Google Sheets connection
For this deployment to work, you will need to have this dataset saved in your own Google Drive, and you will need a service account that has access to that sheet. For information on this see Pygsheet documentation.
The deployment.py
for this more advanced version of the RFM analysis can be seen below.
import os
import json
from google.oauth2 import service_account
import pygsheets
import pandas as pd
class Deployment:
def __init__(self, base_directory, context):
print('Initialising the connection to the google drive')
self.gc = None
SCOPES = ('https://googleapis.com/auth/spreadsheets', 'https://googleapis.com/auth/drive')
service_account_info = json.loads(os.environ['credentials'])
my_credentials = service_account.Credentials.from_service_account_info(service_account_info, scopes=SCOPES)
try:
self.gc = pygsheets.authorize(custom_credentials=my_credentials)
print('Established succesfull connection')
except Exception as e:
print('Connection failed, ', e.__class__, 'occurred.')
def request(self, data):
print('Getting the requested file')
spreadsheet = self.gc.open(data['filename'])
sheet_data = spreadsheet[0]
# Transforming data into a Pandas DataFrame
data_df = sheet_data.get_as_df()
# RFM analyis
print('Performing RFM analysis')
data_df['TotalPrice'] = data_df['Quantity'].astype(int) * data_df['UnitPrice'].astype(float)
data_df['InvoiceDate'] = pd.to_datetime(data_df['InvoiceDate'])
rfm= data_df.groupby('CustomerID').agg({'InvoiceDate': lambda date: (date.max() - date.min()).days,
'InvoiceNo': lambda num: len(num),
'TotalPrice': lambda price: price.sum()})
# Change the name of columns
rfm.columns=['recency','frequency','monetary']
# Computing Quantile of RFM values
rfm['recency'] = rfm['recency'].astype(int)
rfm['r_quartile'] = pd.qcut(rfm['recency'].rank(method='first'), 4, ['1','2','3','4']).astype(int)
rfm['f_quartile'] = pd.qcut(rfm['frequency'], 4, ['4','3','2','1']).astype(int)
rfm['m_quartile'] = pd.qcut(rfm['monetary'], 4, ['4','3','2','1']).astype(int)

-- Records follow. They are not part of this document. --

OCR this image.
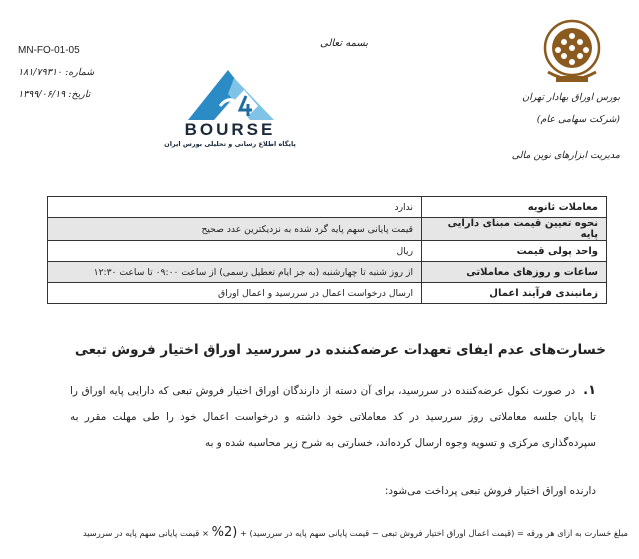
MN-FO-01-05
شماره: ۱۸۱/۷۹۳۱۰
تاریخ: ۱۳۹۹/۰۶/۱۹
بسمه تعالی
BOURSE
پایگاه اطلاع رسانی و تحلیلی بورس ایران
بورس اوراق بهادار تهران
(شرکت سهامی عام)
مدیریت ابزارهای نوین مالی
معاملات ثانویه	ندارد
نحوه تعیین قیمت مبنای دارایی پایه	قیمت پایانی سهم پایه گرد شده به نزدیکترین عدد صحیح
واحد پولی قیمت	ریال
ساعات و روزهای معاملاتی	از روز شنبه تا چهارشنبه (به جز ایام تعطیل رسمی) از ساعت ۰۹:۰۰ تا ساعت ۱۲:۳۰
زمانبندی فرآیند اعمال	ارسال درخواست اعمال در سررسید و اعمال اوراق
خسارت‌های عدم ایفای تعهدات عرضه‌کننده در سررسید اوراق اختیار فروش تبعی
۱.در صورت نکول عرضه‌کننده در سررسید، برای آن دسته از دارندگان اوراق اختیار فروش تبعی که دارایی پایه اوراق را تا پایان جلسه معاملاتی روز سررسید در کد معاملاتی خود داشته و درخواست اعمال خود را طی مهلت مقرر به سپرده‌گذاری مرکزی و تسویه وجوه ارسال کرده‌اند، خسارتی به شرح زیر محاسبه شده و به
دارنده اوراق اختیار فروش تبعی پرداخت می‌شود:
مبلغ خسارت به ازای هر ورقه = (قیمت اعمال اوراق اختیار فروش تبعی − قیمت پایانی سهم پایه در سررسید) + (2% × قیمت پایانی سهم پایه در سررسید
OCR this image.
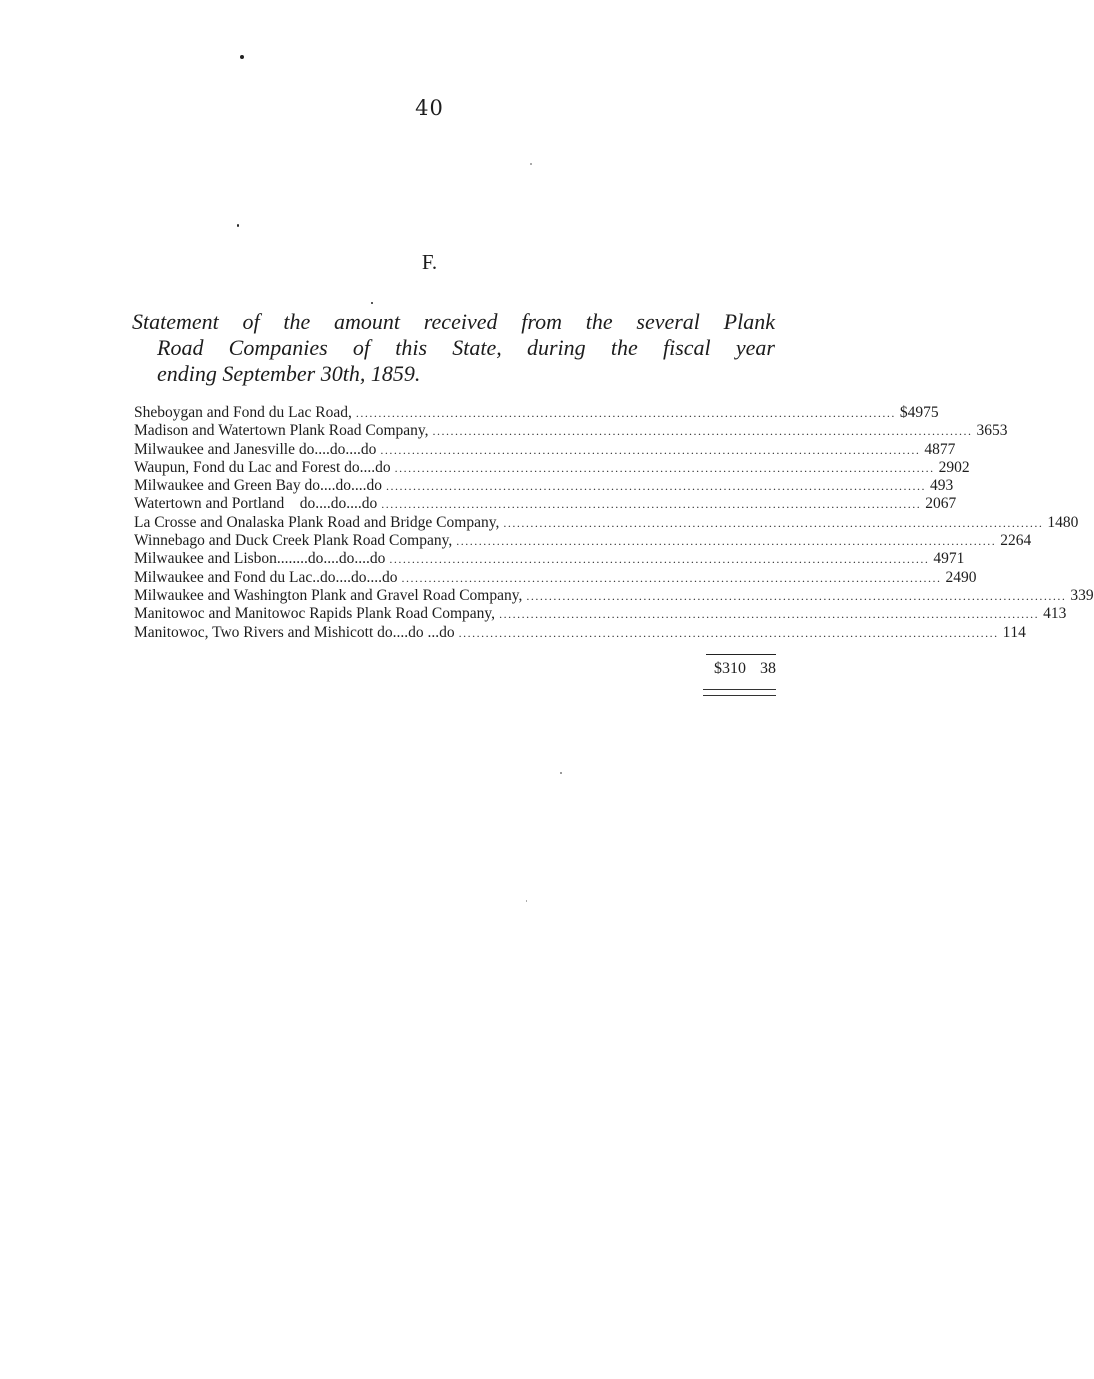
40
F.
Statement of the amount received from the several Plank
Road Companies of this State, during the fiscal year
ending September 30th, 1859.
Sheboygan and Fond du Lac Road, ........................................................................................................................ $49 75
Madison and Watertown Plank Road Company, ........................................................................................................................ 36 53
Milwaukee and Janesville do....do....do ........................................................................................................................ 48 77
Waupun, Fond du Lac and Forest do....do ........................................................................................................................ 29 02
Milwaukee and Green Bay do....do....do ........................................................................................................................ 4 93
Watertown and Portland    do....do....do ........................................................................................................................ 20 67
La Crosse and Onalaska Plank Road and Bridge Company, ........................................................................................................................ 14 80
Winnebago and Duck Creek Plank Road Company, ........................................................................................................................ 22 64
Milwaukee and Lisbon........do....do....do ........................................................................................................................ 49 71
Milwaukee and Fond du Lac..do....do....do ........................................................................................................................ 24 90
Milwaukee and Washington Plank and Gravel Road Company, ........................................................................................................................ 3 39
Manitowoc and Manitowoc Rapids Plank Road Company, ........................................................................................................................ 4 13
Manitowoc, Two Rivers and Mishicott do....do ...do ........................................................................................................................ 1 14
$310 38
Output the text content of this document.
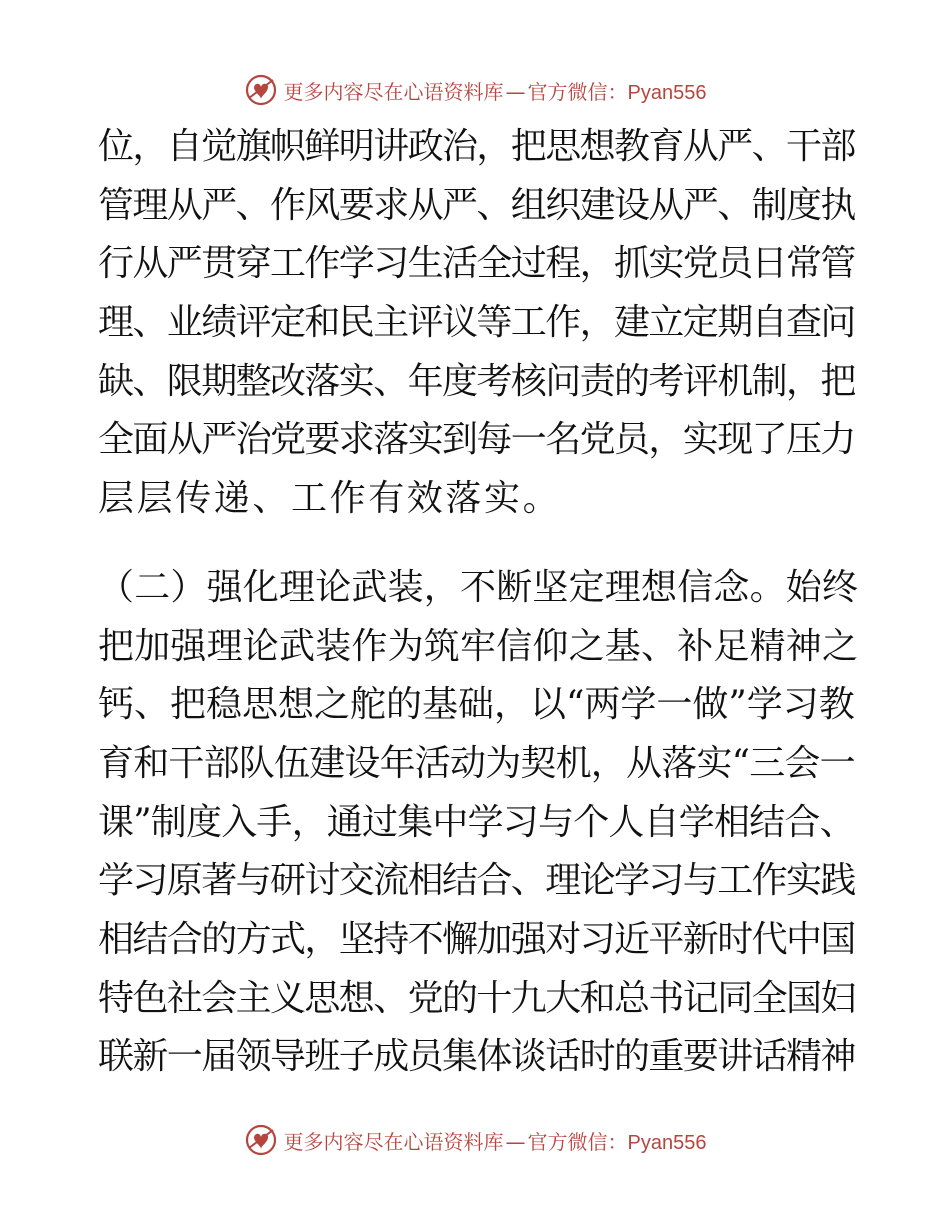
更多内容尽在心语资料库 — 官方微信：Pyan556
位，自觉旗帜鲜明讲政治，把思想教育从严、干部
管理从严、作风要求从严、组织建设从严、制度执
行从严贯穿工作学习生活全过程，抓实党员日常管
理、业绩评定和民主评议等工作，建立定期自查问
缺、限期整改落实、年度考核问责的考评机制，把
全面从严治党要求落实到每一名党员，实现了压力
层层传递、工作有效落实。
（二）强化理论武装，不断坚定理想信念。始终
把加强理论武装作为筑牢信仰之基、补足精神之
钙、把稳思想之舵的基础，以“两学一做”学习教
育和干部队伍建设年活动为契机，从落实“三会一
课”制度入手，通过集中学习与个人自学相结合、
学习原著与研讨交流相结合、理论学习与工作实践
相结合的方式，坚持不懈加强对习近平新时代中国
特色社会主义思想、党的十九大和总书记同全国妇
联新一届领导班子成员集体谈话时的重要讲话精神
更多内容尽在心语资料库 — 官方微信：Pyan556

# Concatenating the quantile numbers to get the RFM score
rfm['RFM_Score'] = rfm.r_quartile.astype(str)+ rfm.f_quartile.astype(str) + rfm.m_quartile.astype(str)
# Sort the outcomes
print('Sorting customers')
sorted_customers = rfm.sort_values('RFM_Score', ascending=True)
# Insert data into the google sheet in a separate tab
print('Inserting data into the google sheet')

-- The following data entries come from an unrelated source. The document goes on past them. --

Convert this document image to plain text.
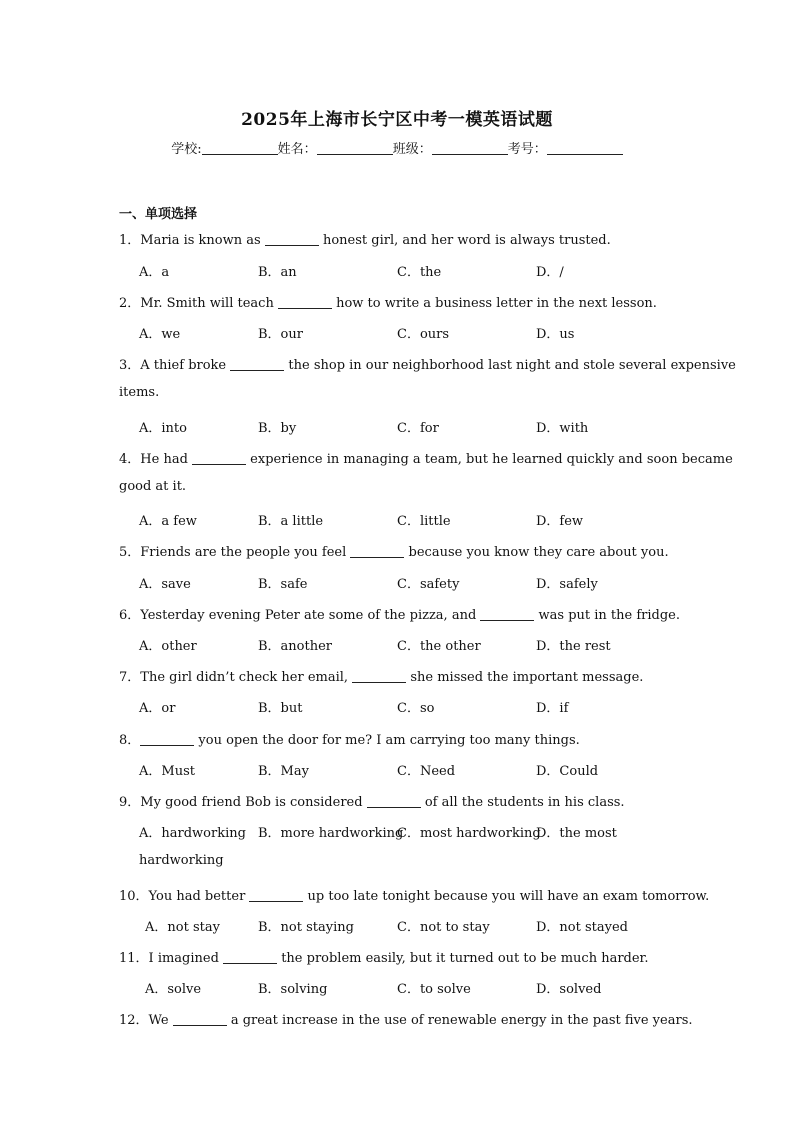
2025年上海市长宁区中考一模英语试题
学校:	姓名：	班级：	考号：
一、单项选择
1．Maria is known as	honest girl, and her word is always trusted.
A．a	B．an	C．the	D．/
2．Mr. Smith will teach	how to write a business letter in the next lesson.
A．we	B．our	C．ours	D．us
3．A thief broke	the shop in our neighborhood last night and stole several expensive
items.
A．into	B．by	C．for	D．with
4．He had	experience in managing a team, but he learned quickly and soon became
good at it.
A．a few	B．a little	C．little	D．few
5．Friends are the people you feel	because you know they care about you.
A．save	B．safe	C．safety	D．safely
6．Yesterday evening Peter ate some of the pizza, and	was put in the fridge.
A．other	B．another	C．the other	D．the rest
7．The girl didn’t check her email,	she missed the important message.
A．or	B．but	C．so	D．if
8．	you open the door for me? I am carrying too many things.
A．Must	B．May	C．Need	D．Could
9．My good friend Bob is considered	of all the students in his class.
A．hardworking B．more hardworking
C．most hardworking
D．the most
hardworking
10．You had better	up too late tonight because you will have an exam tomorrow.
A．not stay	B．not staying	C．not to stay	D．not stayed
11．I imagined	the problem easily, but it turned out to be much harder.
A．solve	B．solving	C．to solve	D．solved
12．We	a great increase in the use of renewable energy in the past five years.
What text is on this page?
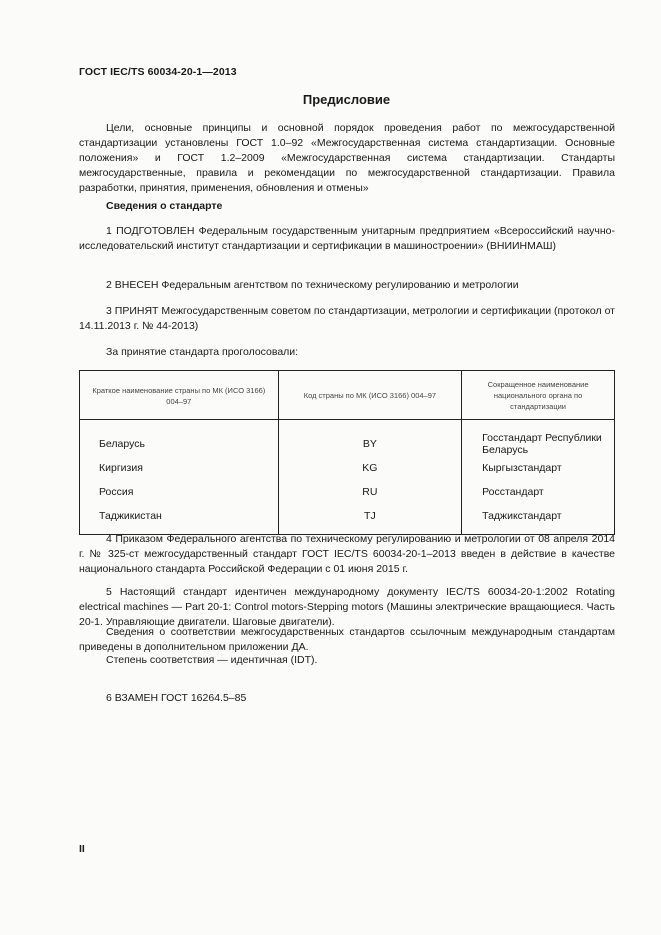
ГОСТ IEC/TS 60034-20-1—2013
Предисловие

Цели, основные принципы и основной порядок проведения работ по межгосударственной стандартизации установлены ГОСТ 1.0–92 «Межгосударственная система стандартизации. Основные положения» и ГОСТ 1.2–2009 «Межгосударственная система стандартизации. Стандарты межгосударственные, правила и рекомендации по межгосударственной стандартизации. Правила разработки, принятия, применения, обновления и отмены»

Сведения о стандарте

1 ПОДГОТОВЛЕН Федеральным государственным унитарным предприятием «Всероссийский научно-исследовательский институт стандартизации и сертификации в машиностроении» (ВНИИНМАШ)

2 ВНЕСЕН Федеральным агентством по техническому регулированию и метрологии

3 ПРИНЯТ Межгосударственным советом по стандартизации, метрологии и сертификации (протокол от 14.11.2013 г. № 44-2013)

За принятие стандарта проголосовали:

Краткое наименование страны по МК (ИСО 3166) 004–97	Код страны по МК (ИСО 3166) 004–97	Сокращенное наименование национального органа по стандартизации
Беларусь	BY	Госстандарт Республики Беларусь
Киргизия	KG	Кыргызстандарт
Россия	RU	Росстандарт
Таджикистан	TJ	Таджикстандарт

4 Приказом Федерального агентства по техническому регулированию и метрологии от 08 апреля 2014 г. № 325-ст межгосударственный стандарт ГОСТ IEC/TS 60034-20-1–2013 введен в действие в качестве национального стандарта Российской Федерации с 01 июня 2015 г.

5 Настоящий стандарт идентичен международному документу IEC/TS 60034-20-1:2002 Rotating electrical machines — Part 20-1: Control motors-Stepping motors (Машины электрические вращающиеся. Часть 20-1. Управляющие двигатели. Шаговые двигатели).

Сведения о соответствии межгосударственных стандартов ссылочным международным стандартам приведены в дополнительном приложении ДА.

Степень соответствия — идентичная (IDT).

6 ВЗАМЕН ГОСТ 16264.5–85

II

sheet_title = "RFM_results"
try:
sh = spreadsheet.worksheet_by_title(sheet_title)
except:
print('Worksheet does not exist, adding new sheet')
spreadsheet.add_worksheet(sheet_title)
sh = spreadsheet.worksheet_by_title(sheet_title)
finally:
sh.set_dataframe(sorted_customers, 'A1', copy_index = True)
sh.update_value('A1', 'CustomerID')
print('Data inserted successfully')
return None
In the __init__
method we set up a connection to the google drive where the sheet resides. In the request
method we retrieve the Google Sheet as a DataFrame and we assign an RFM score to each customer based on how frequently, how recently and for how much money they purchased. The outcome is sorted and written to the same Google Sheet, in a separate tab called RFM_results
.
Running this example in UbiOps¶
To deploy this example model to your own UbiOps environment you can log in to the WebApp and create a new deployment in the deployment tab. You will be prompted to fill in certain parameters, you can use the following:
Deployment configuration | |
---|---|
Name | rfm-analysis |
Description | A customer segmentation model based on RFM. |
Input fields: | name = filename, datatype = string |
Output fields: | leave blank |
Version name | v1 |
Description | leave blank |
Environment | Python 3.11 |
Upload code | deployment zip do not unzip! |
Advanced settings | Expand |
Environment variables | name = credentials, value = your JSON credential string |
After uploading the code and with that creating the deployment version UbiOps will start deploying. Once you're deployment version is available you can make requests to it. For this example, you will need to use the name of your Google Sheet as input (e.g. OnlineRetail
). Afterwards you should see a new tab in your Google Sheet with the results.